Stepping outside the print industry for a moment, veteran marketer Linda Conklin, who has handled the marketing duties for product distributors out of her Queens, NY office, explains one reason she feels the sky is the limit for the package printing market going forward.
“The packaging and labeling part of the equation have become the ultimate marketing billboard and one of the strongest and most cost-effective promotional tools for brands today,” says Conklin. “Market trends keep pointing out that brand loyalty is eroding and more consumers are making purchasing decisions at the shelf.”
The bottom line in today’s market is the fact that packaging buyers are looking for ways to better engage with customers using creative and more inventive measures. Additionally, they realize that digital print technology has lowered costs.
Requiring resiliency and the ability to reinvent your business is certainly nothing new for commercial printers as digital technology continues to move the industry in new and exciting directions. The timing for taking a look at jumping into the packaging space couldn’t be better as today’s applications are many and varied.
Based on research for this piece here are just a few of the applications you may want to take a closer look at if you’re planning on entering the package printing space.
Short-Run Packaging. We are clearly in the age of the small entrepreneur and many of them are looking to bring product to market. Their biggest need—eye-catching packaging. Many of today’s digital color presses are ideal for all types of labeling and short-run packaging applications.
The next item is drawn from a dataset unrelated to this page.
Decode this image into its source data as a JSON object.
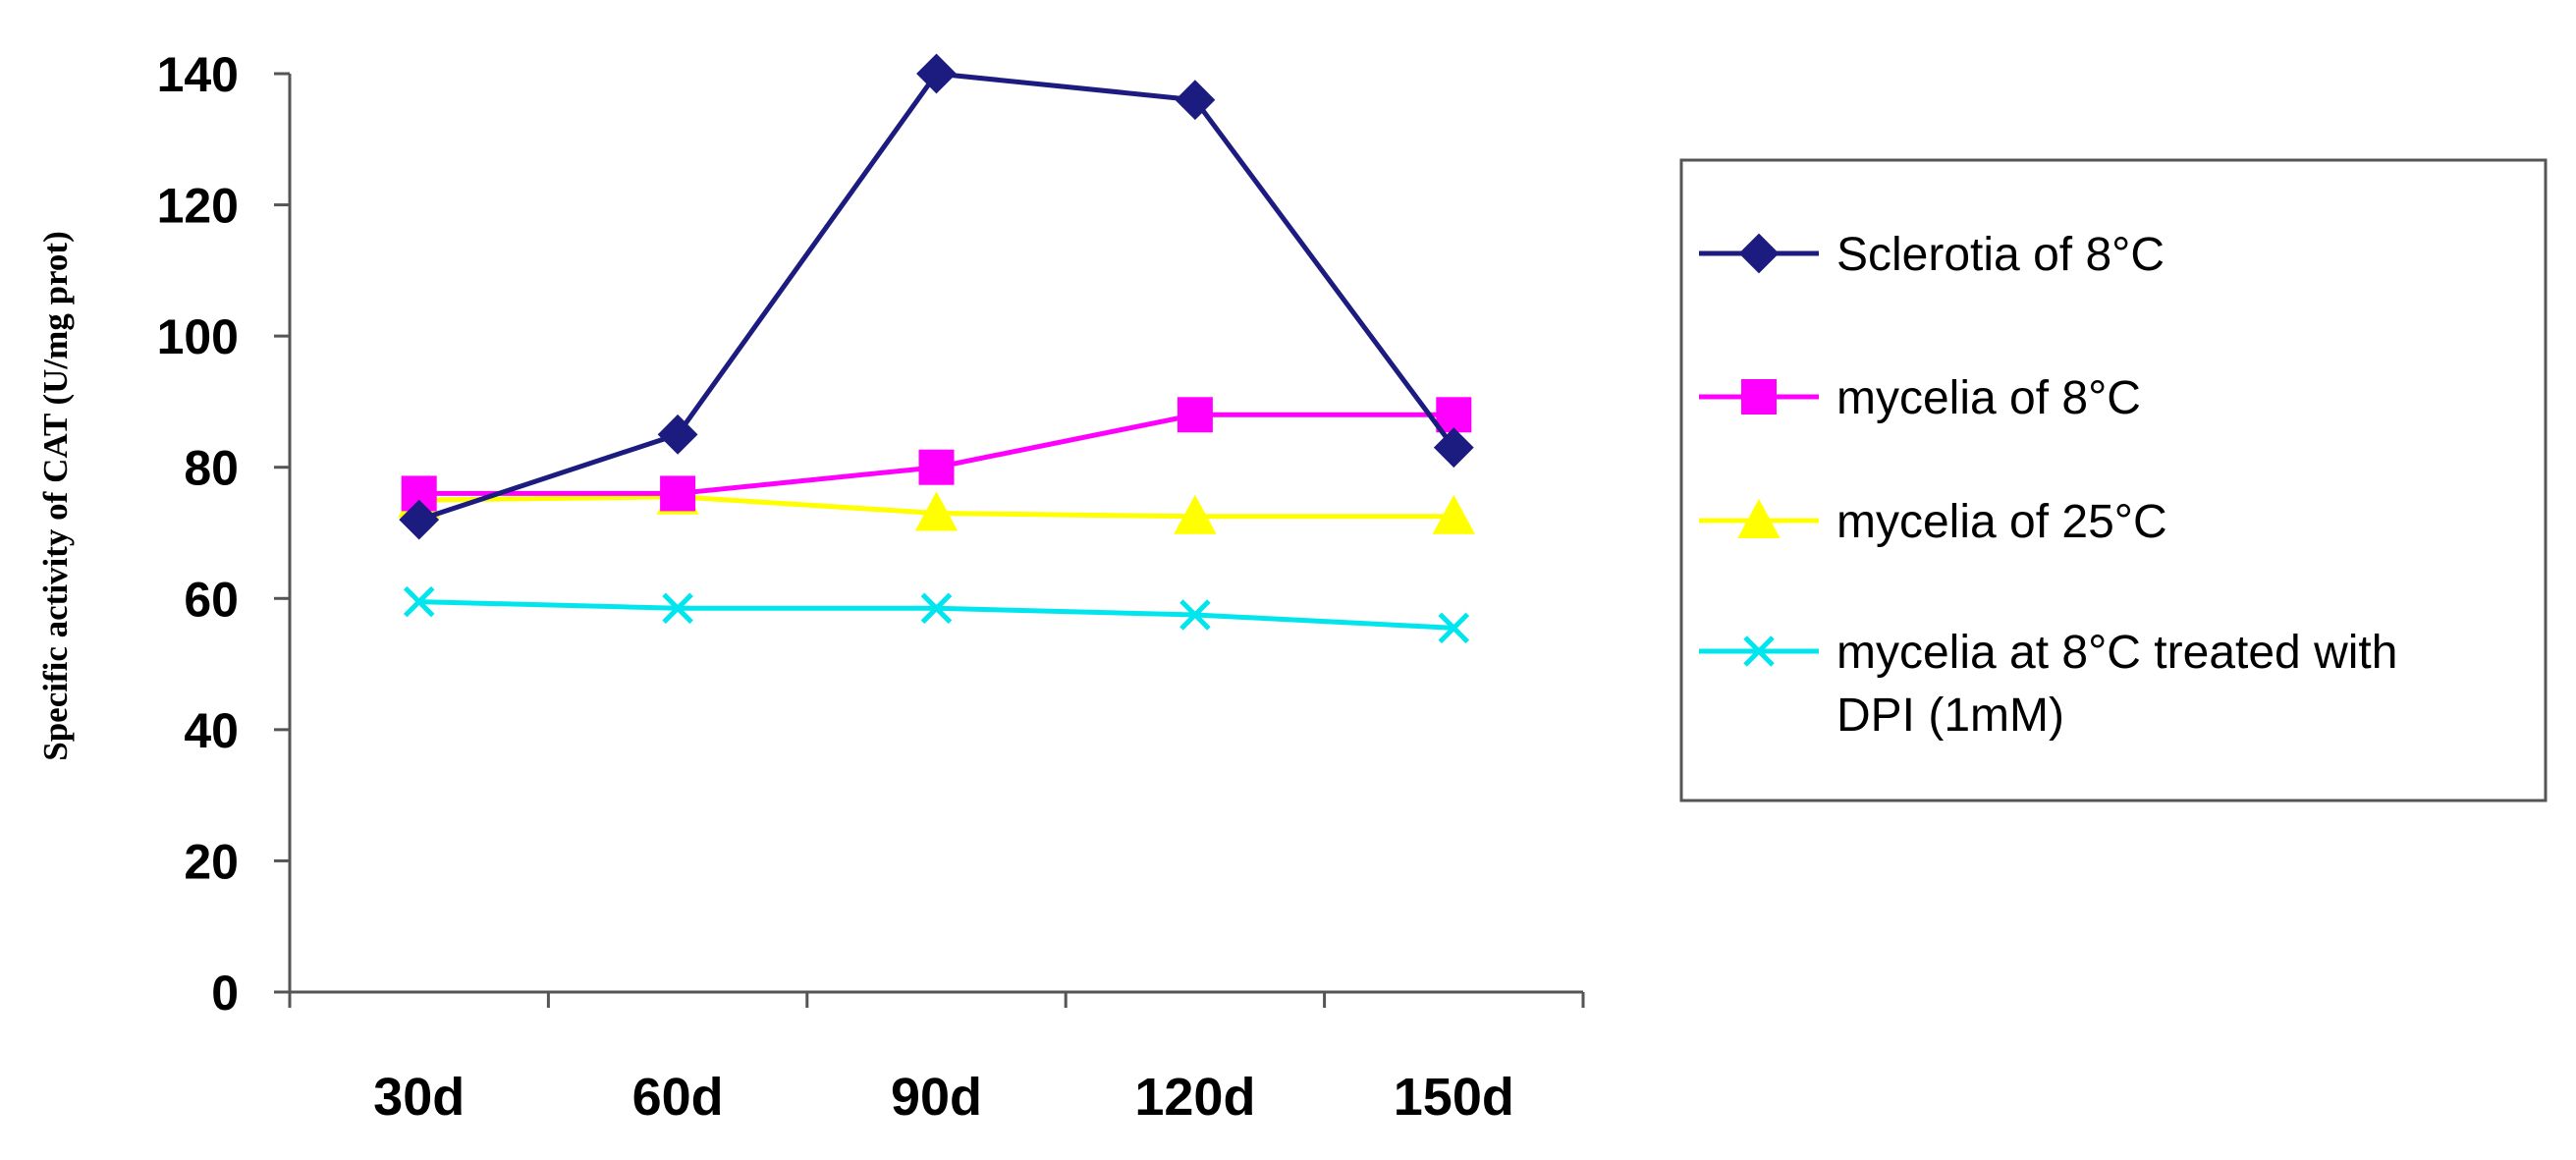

Your marketing and promotional expertise will be attractive here as well.
Labels. As mentioned above, today’s digital color presses are ideal and labels remain an excellent pathway into the packaging space.
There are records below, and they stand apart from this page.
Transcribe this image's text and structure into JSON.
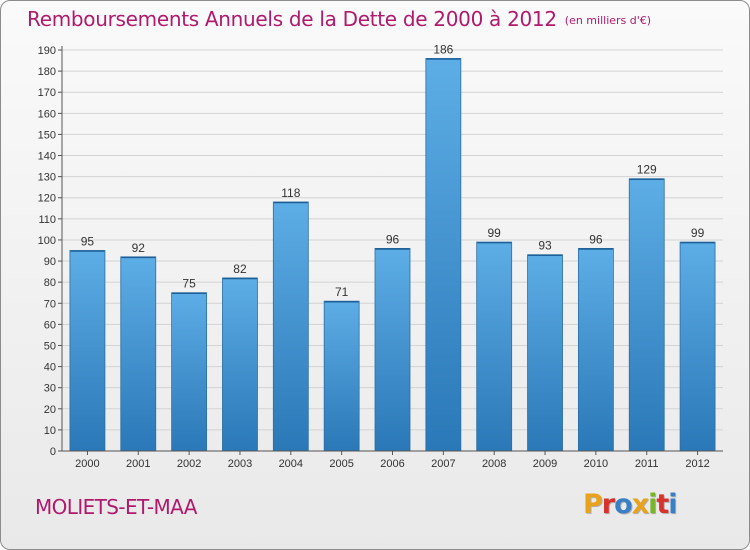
{
  "title": "Remboursements Annuels de la Dette de 2000 à 2012",
  "unit_note": "(en milliers d'€)",
  "commune": "MOLIETS-ET-MAA",
  "brand": {
    "letters": [
      "P",
      "r",
      "o",
      "x",
      "i",
      "t",
      "i"
    ],
    "colors": [
      "#e8a21c",
      "#d9312b",
      "#3a7fc4",
      "#e8a21c",
      "#7ab42a",
      "#d9312b",
      "#3a7fc4"
    ]
  },
  "colors": {
    "title": "#b01a6c",
    "bar_light": "#5dade6",
    "bar_dark": "#2a78b7",
    "axis": "#555555"
  },
  "chart_data": {
    "type": "bar",
    "title": "Remboursements Annuels de la Dette de 2000 à 2012",
    "subtitle": "(en milliers d'€)",
    "categories": [
      "2000",
      "2001",
      "2002",
      "2003",
      "2004",
      "2005",
      "2006",
      "2007",
      "2008",
      "2009",
      "2010",
      "2011",
      "2012"
    ],
    "values": [
      95,
      92,
      75,
      82,
      118,
      71,
      96,
      186,
      99,
      93,
      96,
      129,
      99
    ],
    "ylim": [
      0,
      190
    ],
    "yticks": [
      0,
      10,
      20,
      30,
      40,
      50,
      60,
      70,
      80,
      90,
      100,
      110,
      120,
      130,
      140,
      150,
      160,
      170,
      180,
      190
    ],
    "grid": true,
    "data_labels": true
  }
}
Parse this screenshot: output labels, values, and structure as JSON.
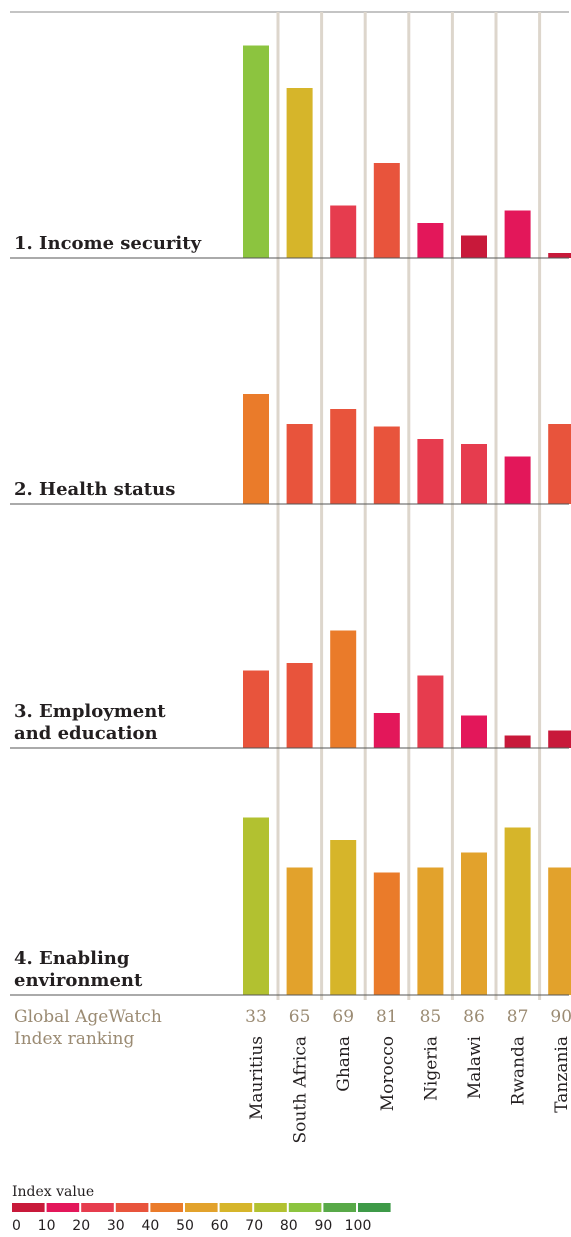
{
  "chart_data": {
    "type": "bar",
    "title": "",
    "categories": [
      "Mauritius",
      "South Africa",
      "Ghana",
      "Morocco",
      "Nigeria",
      "Malawi",
      "Rwanda",
      "Tanzania"
    ],
    "rankings": [
      "33",
      "65",
      "69",
      "81",
      "85",
      "86",
      "87",
      "90"
    ],
    "ranking_label": [
      "Global AgeWatch",
      "Index ranking"
    ],
    "ylim": [
      0,
      100
    ],
    "grid": false,
    "panels": [
      {
        "name": "1. Income security",
        "title_lines": [
          "1. Income security"
        ],
        "values": [
          85,
          68,
          21,
          38,
          14,
          9,
          19,
          2
        ]
      },
      {
        "name": "2. Health status",
        "title_lines": [
          "2. Health status"
        ],
        "values": [
          44,
          32,
          38,
          31,
          26,
          24,
          19,
          32
        ]
      },
      {
        "name": "3. Employment and education",
        "title_lines": [
          "3. Employment",
          "and education"
        ],
        "values": [
          31,
          34,
          47,
          14,
          29,
          13,
          5,
          7
        ]
      },
      {
        "name": "4. Enabling environment",
        "title_lines": [
          "4. Enabling",
          "environment"
        ],
        "values": [
          71,
          51,
          62,
          49,
          51,
          57,
          67,
          51
        ]
      }
    ],
    "legend": {
      "title": "Index value",
      "ticks": [
        "0",
        "10",
        "20",
        "30",
        "40",
        "50",
        "60",
        "70",
        "80",
        "90",
        "100"
      ],
      "colors": [
        "#c8193a",
        "#e3175a",
        "#e63c4e",
        "#e8543c",
        "#ea7b2a",
        "#e2a22c",
        "#d6b52a",
        "#b2c130",
        "#8cc43f",
        "#58a948",
        "#3e9a48"
      ]
    }
  }
}
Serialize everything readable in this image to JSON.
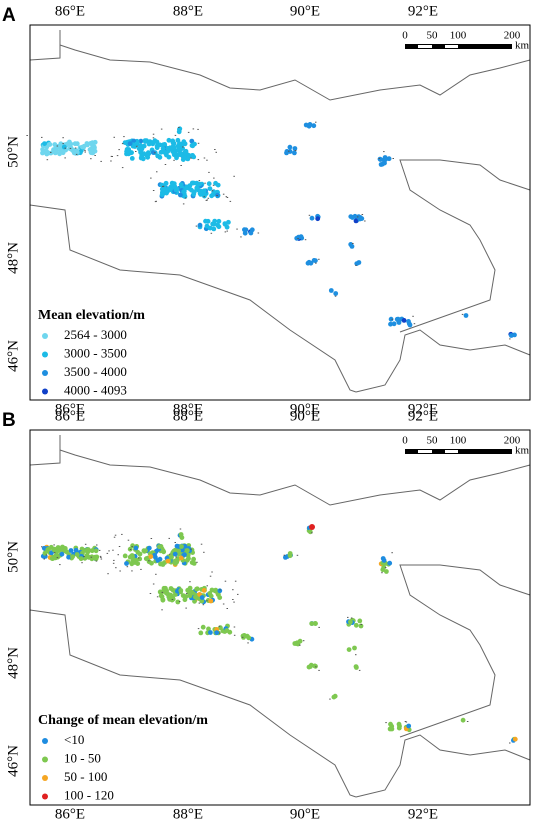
{
  "panels": [
    {
      "label": "A",
      "lon_labels": [
        "86°E",
        "88°E",
        "90°E",
        "92°E"
      ],
      "lat_labels": [
        "50°N",
        "48°N",
        "46°N"
      ],
      "scale_labels": [
        "0",
        "50",
        "100",
        "200"
      ],
      "scale_unit": "km",
      "legend": {
        "title": "Mean elevation/m",
        "items": [
          {
            "label": "2564 - 3000",
            "color": "#6fd6ee"
          },
          {
            "label": "3000 - 3500",
            "color": "#1cbbe6"
          },
          {
            "label": "3500 - 4000",
            "color": "#1e8fe0"
          },
          {
            "label": "4000 - 4093",
            "color": "#1040c8"
          }
        ]
      }
    },
    {
      "label": "B",
      "lon_labels": [
        "86°E",
        "88°E",
        "90°E",
        "92°E"
      ],
      "lat_labels": [
        "50°N",
        "48°N",
        "46°N"
      ],
      "scale_labels": [
        "0",
        "50",
        "100",
        "200"
      ],
      "scale_unit": "km",
      "legend": {
        "title": "Change of mean elevation/m",
        "items": [
          {
            "label": "<10",
            "color": "#1e8ce0"
          },
          {
            "label": "10 - 50",
            "color": "#7ec850"
          },
          {
            "label": "50 - 100",
            "color": "#f5a623"
          },
          {
            "label": "100 - 120",
            "color": "#e02020"
          }
        ]
      }
    }
  ]
}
Web to print packaging. Think about developing a Web site with packaging and label templates that allow potential customers to customize products for their brand, proof online, and place orders.
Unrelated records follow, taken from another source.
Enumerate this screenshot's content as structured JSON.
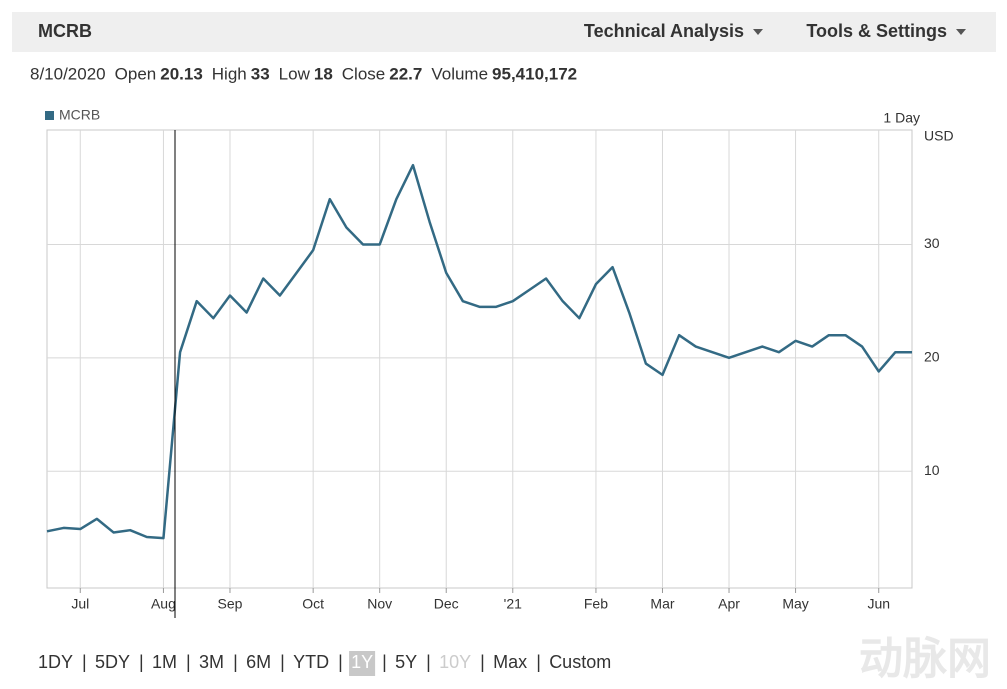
{
  "header": {
    "symbol": "MCRB",
    "menus": [
      "Technical Analysis",
      "Tools & Settings"
    ]
  },
  "quote": {
    "date": "8/10/2020",
    "fields": [
      {
        "label": "Open",
        "value": "20.13"
      },
      {
        "label": "High",
        "value": "33"
      },
      {
        "label": "Low",
        "value": "18"
      },
      {
        "label": "Close",
        "value": "22.7"
      },
      {
        "label": "Volume",
        "value": "95,410,172"
      }
    ]
  },
  "chart_data": {
    "type": "line",
    "interval": "1 Day",
    "y_axis_label": "USD",
    "categories": [
      null,
      null,
      "Jul",
      null,
      null,
      null,
      null,
      "Aug",
      null,
      null,
      null,
      "Sep",
      null,
      null,
      null,
      null,
      "Oct",
      null,
      null,
      null,
      "Nov",
      null,
      null,
      null,
      "Dec",
      null,
      null,
      null,
      "'21",
      null,
      null,
      null,
      null,
      "Feb",
      null,
      null,
      null,
      "Mar",
      null,
      null,
      null,
      "Apr",
      null,
      null,
      null,
      "May",
      null,
      null,
      null,
      null,
      "Jun",
      null,
      null
    ],
    "series": [
      {
        "name": "MCRB",
        "color": "#336a84",
        "values": [
          4.7,
          5.0,
          4.9,
          5.8,
          4.6,
          4.8,
          4.2,
          4.1,
          20.5,
          25.0,
          23.5,
          25.5,
          24.0,
          27.0,
          25.5,
          27.5,
          29.5,
          34.0,
          31.5,
          30.0,
          30.0,
          34.0,
          37.0,
          32.0,
          27.5,
          25.0,
          24.5,
          24.5,
          25.0,
          26.0,
          27.0,
          25.0,
          23.5,
          26.5,
          28.0,
          24.0,
          19.5,
          18.5,
          22.0,
          21.0,
          20.5,
          20.0,
          20.5,
          21.0,
          20.5,
          21.5,
          21.0,
          22.0,
          22.0,
          21.0,
          18.8,
          20.5,
          20.5
        ]
      }
    ],
    "ylim": [
      -0.3,
      40.1
    ],
    "yticks": [
      10,
      20,
      30
    ],
    "grid": true
  },
  "ranges": [
    "1DY",
    "5DY",
    "1M",
    "3M",
    "6M",
    "YTD",
    "1Y",
    "5Y",
    "10Y",
    "Max",
    "Custom"
  ],
  "selected_range": "1Y",
  "disabled_range": "10Y",
  "watermark": "动脉网"
}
There are many more applications including direct marketing—using design and 3D visualization software; and prototyping—working with big consumer product accounts commercial printers often struggle with short runs so this can become a unique value-added service.
Opps on the Rise
The opportunities are growing in this market but, as previously stated, the right packaging software suite remains essential to the entire process.
“To make a digital press as profitable as possible, print providers need to process, prepare, and print a lot of short-run jobs. The prepress department will spend a lot of time manipulating, cleaning, and making files consistent before they are ready to be printed,” recommends Hartman. “A straightforward packaging design editor standardizes preflight and editing. This can reduce file preparation time by up to 50 percent.”
Gallucci also offers a final thought for those considering entering the package printing space. “A focused vision of the intended market and product types, the right software and tools, and a trusted business partner will help to maximize success.”
Package printing brings with it a new way of thinking about printing and, as Emery enthusiastically shares, “packaging buyers are looking for packaging solutions that stop consumers in their tracks. If PSPs do their homework on both the hardware and software side of this equation, they should be able to get these jobs.”